Vordering van de benadeelde partij [naam aangeefster]
Wijst toe de vordering tot schadevergoeding van de benadeelde partij [naam aangeefster] ter zake van het onder 1 bewezenverklaarde tot het bedrag van
€ 2.000,- (tweeduizend euro) ter zake van immateriële schade, waarvoor de verdachte met de mededader(s) hoofdelijk voor het gehele bedrag aansprakelijk is, vermeerderd met de wettelijke rente vanaf de hierna te noemen aanvangsdatum tot aan de dag der voldoening.
Verklaart de benadeelde partij voor het overige niet-ontvankelijk in de vordering en bepaalt dat de benadeelde partij in zoverre de vordering slechts bij de burgerlijke rechter kan aanbrengen.
Veroordeelt de verdachte in de door de benadeelde partij gemaakte en ten behoeve van de tenuitvoerlegging nog te maken kosten, tot aan de datum van deze uitspraak begroot op nihil.
Legt aan de verdachte de verplichting op om aan de Staat, ten behoeve van het slachtoffer, genaamd [naam aangeefster] , ter zake van het onder 1 bewezenverklaarde een bedrag te betalen van € 2.000,- (tweeduizend euro) als vergoeding voor immateriële schade, vermeerderd met de wettelijke rente vanaf de hierna te noemen aanvangsdatum tot aan de dag der voldoening.

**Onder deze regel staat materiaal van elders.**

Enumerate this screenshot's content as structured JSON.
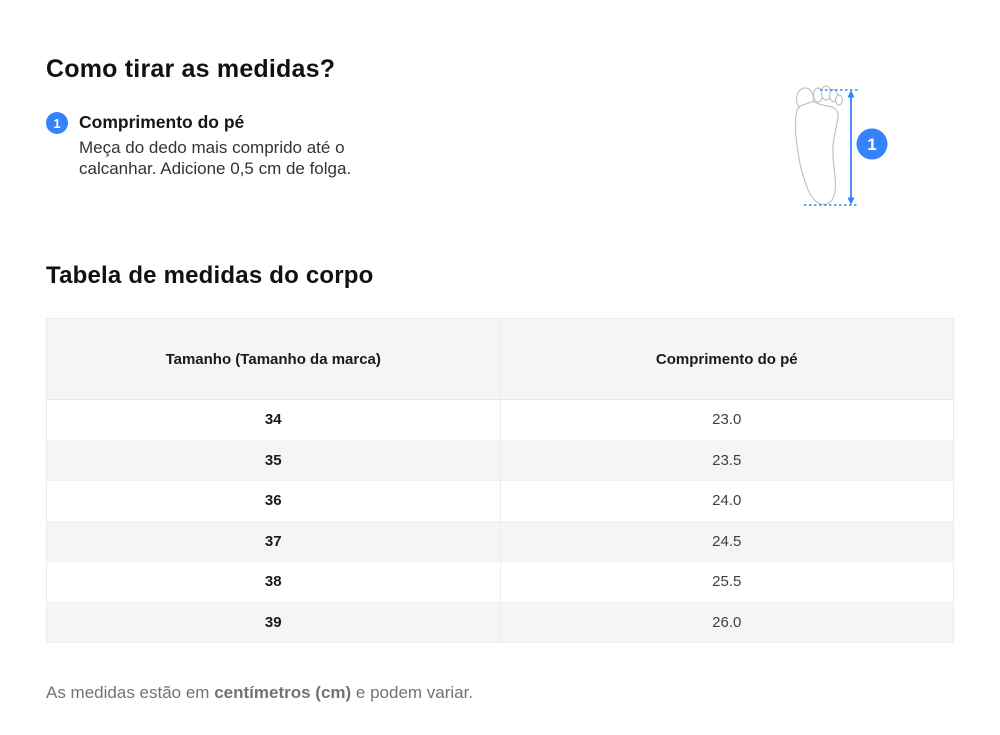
{
  "page": {
    "title": "Como tirar as medidas?",
    "section_title": "Tabela de medidas do corpo",
    "footnote": {
      "prefix": "As medidas estão em ",
      "bold": "centímetros (cm)",
      "suffix": " e podem variar."
    }
  },
  "measurement": {
    "number": "1",
    "label": "Comprimento do pé",
    "description": "Meça do dedo mais comprido até o calcanhar. Adicione 0,5 cm de folga.",
    "diagram_number": "1"
  },
  "table": {
    "headers": [
      "Tamanho (Tamanho da marca)",
      "Comprimento do pé"
    ],
    "rows": [
      [
        "34",
        "23.0"
      ],
      [
        "35",
        "23.5"
      ],
      [
        "36",
        "24.0"
      ],
      [
        "37",
        "24.5"
      ],
      [
        "38",
        "25.5"
      ],
      [
        "39",
        "26.0"
      ]
    ]
  },
  "colors": {
    "accent_blue": "#3483fa",
    "header_bg": "#f5f5f5",
    "stripe_bg": "#f5f5f5",
    "footnote_gray": "#737373"
  }
}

Bepaalt de duur van de gijzeling op ten hoogste 30 (dertig) dagen. Toepassing van die gijzeling heft de verplichting tot schadevergoeding aan de Staat ten behoeve van het slachtoffer niet op.
Bepaalt dat indien en voor zover de verdachte of zijn mededader(s) aan een van beide betalingsverplichtingen hebben voldaan, de andere vervalt.
Bepaalt de aanvangsdatum van de wettelijke rente voor de immateriële schade op 27 november 2014.
Wijst af de vordering van de officier van justitie van het arrondissementsparket Oost-Nederland van 11 mei 2016, strekkende tot tenuitvoerlegging van de bij arrest van het gerechtshof Arnhem-Leeuwarden, zittingsplaats Arnhem, van 24 februari 2014, ressortsparketnummer 21-004035-13, voorwaardelijk opgelegde gevangenisstraf voor de duur van 12 (twaalf) maanden, waarvan 6 (zes) maanden voorwaardelijk met een proeftijd van 2 (twee) jaren.
Heft op het – reeds geschorste – bevel tot voorlopige hechtenis.
Aldus gewezen door
mr. R.J. Bokhorst, voorzitter,
mr. J.D. den Hartog en mr. A. van Maanen, raadsheren,
in tegenwoordigheid van mr. R. van Maaren, griffier,
en op 17 januari 2023 ter openbare terechtzitting uitgesproken.
mr. A. van Maanen is buiten staat dit arrest mede te ondertekenen.